Donne-moi ta main gamin
et toi prends la sienne
Et nous ferons une
ronde une chaîne
Claudio Capéo
Comme La Nuit des morts-vivants
(Romero, 1968), Le Monde, la Chair et le Diable (MacDougall, 1959) débute en
Pennsylvanie, rappelle le roman de Matheson Je suis une légende, paru
en 1954, inspiration post-apocalyptique
reconnue, retravaillée, des zombies de
ciné indé, concerne les rapports estampillés raciaux, Blancs et Noirs en noir
et blanc. Correspondances et point ressemblances, car le scénariste estimable de
Aventures
en Birmanie (Walsh, 1945), Le Grand Alibi (Hitchcock, 1950), Cléopâtre
(Mankiewicz, 1963) ou Le Dernier Train du Katanga
(Cardiff, 1968) s’avère un réalisateur sans saveur, car son métrage d’un autre
âge s’enlise vite dans la vase du « film à message ». Antiatomique,
antiraciste, Le Monde, la Chair et le Diable commet surtout de l’anticinématographique,
sorte d’épisode dilué de La Quatrième Dimension sur fond de
destruction douce, de ségrégation intériorisée. La lourdeur didactique du conte
étique de moralité new-yorkais transforme aussitôt le spécialiste de la
bien-pensance US Stanley Kramer (Le Dernier Rivage contemporain,
apparenté, encadré par La Chaîne, 1958 + Devine
qui vient dîner..., 1967) en modèle de délicatesse. Substitué à
Poitier, Belafonte joue, chante, produit, en simultané avec le similaire et
différencié Le Coup de l’escalier (Wise, 1959). Durant une heure trente
presque interminable, jamais surprenante, on assiste donc à un drame de chambre
téléfilmé, théâtral, à trois personnages transparents, pénibles supports
symboliques censés représenter des types de l’époque, opposer le discriminé, la
sentimentale, le malade, avant de les réunir in extremis, poignée de main désarmée, à défaut d’être désarmante,
en rime à l’homologue déjà rassurante et risible de Metropolis (Lang, 1927).

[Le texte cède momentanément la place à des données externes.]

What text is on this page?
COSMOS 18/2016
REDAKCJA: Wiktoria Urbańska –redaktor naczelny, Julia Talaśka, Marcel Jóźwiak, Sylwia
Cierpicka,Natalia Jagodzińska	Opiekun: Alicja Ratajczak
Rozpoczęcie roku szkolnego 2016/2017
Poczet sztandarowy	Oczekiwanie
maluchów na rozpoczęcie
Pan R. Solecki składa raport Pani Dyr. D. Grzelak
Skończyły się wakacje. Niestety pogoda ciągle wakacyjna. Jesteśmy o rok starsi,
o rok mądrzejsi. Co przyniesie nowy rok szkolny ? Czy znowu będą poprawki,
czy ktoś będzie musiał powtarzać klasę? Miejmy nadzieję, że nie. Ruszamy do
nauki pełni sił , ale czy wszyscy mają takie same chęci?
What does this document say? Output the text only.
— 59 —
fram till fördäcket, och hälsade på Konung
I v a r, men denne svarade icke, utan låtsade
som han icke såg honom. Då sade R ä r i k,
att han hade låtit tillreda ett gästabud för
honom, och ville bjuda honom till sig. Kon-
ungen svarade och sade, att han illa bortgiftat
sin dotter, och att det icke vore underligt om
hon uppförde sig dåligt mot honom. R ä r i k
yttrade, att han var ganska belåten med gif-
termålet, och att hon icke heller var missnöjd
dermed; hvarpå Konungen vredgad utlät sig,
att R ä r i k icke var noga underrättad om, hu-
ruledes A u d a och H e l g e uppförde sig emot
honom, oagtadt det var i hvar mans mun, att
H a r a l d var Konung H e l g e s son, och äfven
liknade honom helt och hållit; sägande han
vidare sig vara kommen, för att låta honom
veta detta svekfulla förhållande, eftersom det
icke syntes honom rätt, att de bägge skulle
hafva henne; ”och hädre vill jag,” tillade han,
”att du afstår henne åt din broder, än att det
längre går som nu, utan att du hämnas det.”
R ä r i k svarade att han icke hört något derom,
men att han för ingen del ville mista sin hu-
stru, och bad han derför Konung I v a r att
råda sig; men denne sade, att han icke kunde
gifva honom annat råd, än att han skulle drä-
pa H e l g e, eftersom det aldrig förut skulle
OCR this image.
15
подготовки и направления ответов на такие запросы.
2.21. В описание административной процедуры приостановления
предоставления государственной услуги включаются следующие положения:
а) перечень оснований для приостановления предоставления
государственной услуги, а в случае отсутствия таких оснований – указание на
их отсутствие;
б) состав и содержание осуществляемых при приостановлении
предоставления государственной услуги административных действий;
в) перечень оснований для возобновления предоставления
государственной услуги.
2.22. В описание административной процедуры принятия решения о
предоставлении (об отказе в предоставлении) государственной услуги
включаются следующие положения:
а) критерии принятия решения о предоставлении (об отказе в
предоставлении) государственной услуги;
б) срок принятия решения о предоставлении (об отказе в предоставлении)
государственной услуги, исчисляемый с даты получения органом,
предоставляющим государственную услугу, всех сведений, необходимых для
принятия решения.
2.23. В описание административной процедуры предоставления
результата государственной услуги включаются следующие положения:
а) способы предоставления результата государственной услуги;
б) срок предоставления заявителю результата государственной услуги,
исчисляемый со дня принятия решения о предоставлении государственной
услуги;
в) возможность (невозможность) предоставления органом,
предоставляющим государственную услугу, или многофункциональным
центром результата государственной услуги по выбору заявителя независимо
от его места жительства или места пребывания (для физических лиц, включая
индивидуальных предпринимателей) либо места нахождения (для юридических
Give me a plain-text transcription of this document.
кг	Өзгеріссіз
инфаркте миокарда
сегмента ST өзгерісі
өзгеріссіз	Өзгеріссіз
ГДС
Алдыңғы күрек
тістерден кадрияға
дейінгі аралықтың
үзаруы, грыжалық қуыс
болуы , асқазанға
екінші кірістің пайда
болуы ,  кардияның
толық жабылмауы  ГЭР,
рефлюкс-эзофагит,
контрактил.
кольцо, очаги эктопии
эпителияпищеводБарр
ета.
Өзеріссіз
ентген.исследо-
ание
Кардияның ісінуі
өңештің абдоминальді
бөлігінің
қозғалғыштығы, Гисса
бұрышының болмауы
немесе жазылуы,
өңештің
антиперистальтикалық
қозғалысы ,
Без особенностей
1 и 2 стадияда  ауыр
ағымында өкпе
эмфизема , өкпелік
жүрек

Au cas où le spectateur dépourvu de
cœur et de cerveau ne compatirait/comprendrait pas subito, un carton ultime donne le ton, résume le contexte-prétexte
de la fable fadasse : la fin devient commencement, merci au triolisme et au
métissage, amen. Citons
Fritz à Bogdanovich, lucide au sujet de l’épilogue précité : « You cannot
make a social-conscious picture in which you say that the intermediary between
the hand and the brain is the heart. I mean, that’s a fairy tale—definitely », et ce genre de
sucreries conservatrices, « progressistes », la vraie vie les enverra valdinguer,
assassinat de MLK inclus. Goebbels, on le sait, apprécia la pasteurisation de
Thea von Harbou, mais Malcolm X, moins pacifiste, davantage révolutionnaire, ne
dut guère priser la démonstration anémiée, pionnière et dépassée, incluant des
lions à la con, assemblés à la Eisenstein (Le Cuirassé Potemkine, 1925), une carriole
à la Baby
Cart (Misumi, 1972), le train électrique du Jouet (Veber, 1976), les
mannequins de Tourist Trap (Schmoeller, 1979). Certes, Inger Stevens, ensuite
revue dans Pendez-les haut et court (Post, 1968), Belafonte & Ferrer,
sorti du Soleil se lève aussi (King, 1957), ne déméritent pas, en
harmonie avec Rózsa, tandis que les vues in
situ de la Big Apple dépeuplée peuvent faire leur petit effet sur les
amateurs de géométrie, en plongée puis contre-plongée. Néanmoins l’ensemble se
signale par sa vanité, sa naïveté, sa religiosité, son humanisme de maternelle
et sa constante désincarnation. Notons en sus l’ironie des situations, des
stéréotypes : les Blacks, tant pis pour le pianiste pâle, ça possède
évidemment le sens du rythme dans le sang, même, magnanime, coincé au creux d’une
mine, même à s’occuper d’un handicapé friqué, Belafonte tapote et improvise, Sy
se trémousse sur un tube œcuménique des seventies
(Intouchables,
Nakache & Tolédano, 2011).
Romero, à raison, soutenait mordicus que le casting de Jones relevait du simple hasard, du talent de l’acteur,
point de sa couleur ; les épisodes suivants de ses chroniques des morts américains
creuseront le sillon de la division, de la solidarité, items en état d’urgence, insufflés d’existence, irréductibles à des
préoccupations d’épidermes provoquant des réactions épidermiques, élément
récurrent de la politique et de la poétique étasuniennes, l’élection d’Obama en
acmé de changement démocratique, version rose, ou de communication d’occasion,
version sombre. À soixante ans d’intervalle, il ne demeure pas grand-chose de
ce film désormais oublié, jadis esseulé en salles, sinon la preuve
supplémentaire que les bonnes intentions pavent les mauvaises créations, que la
réalité, parfois transcendée par la réalisation, ne supporte pas la mise en
scène, l’absence de point de vue, de nuances, de risques, d’envies et de
violences, que les modifications des relations, essentiellement de classes, pas
de « races », économiques, pas « ethniques », cf. le
marxisme sarcastique de Land of the Dead (Romero, 2005), demandent
mieux que le prêche en Scope et la concorde falote. Eschatologie trop jolie,
polie, Le Monde, la Chair et le Diable ratifie en outre le fait que la
pertinence, l’acuité, l’actualité du témoignage transposé se localisent du côté
du populaire, du désargenté, voire du méprisé, non de la production dite
adulte, distribuée par la MGM, assortie de sa star à guitare. Un opus
prophétique, courageux ? Un titre
anecdotique, pas assez malicieux.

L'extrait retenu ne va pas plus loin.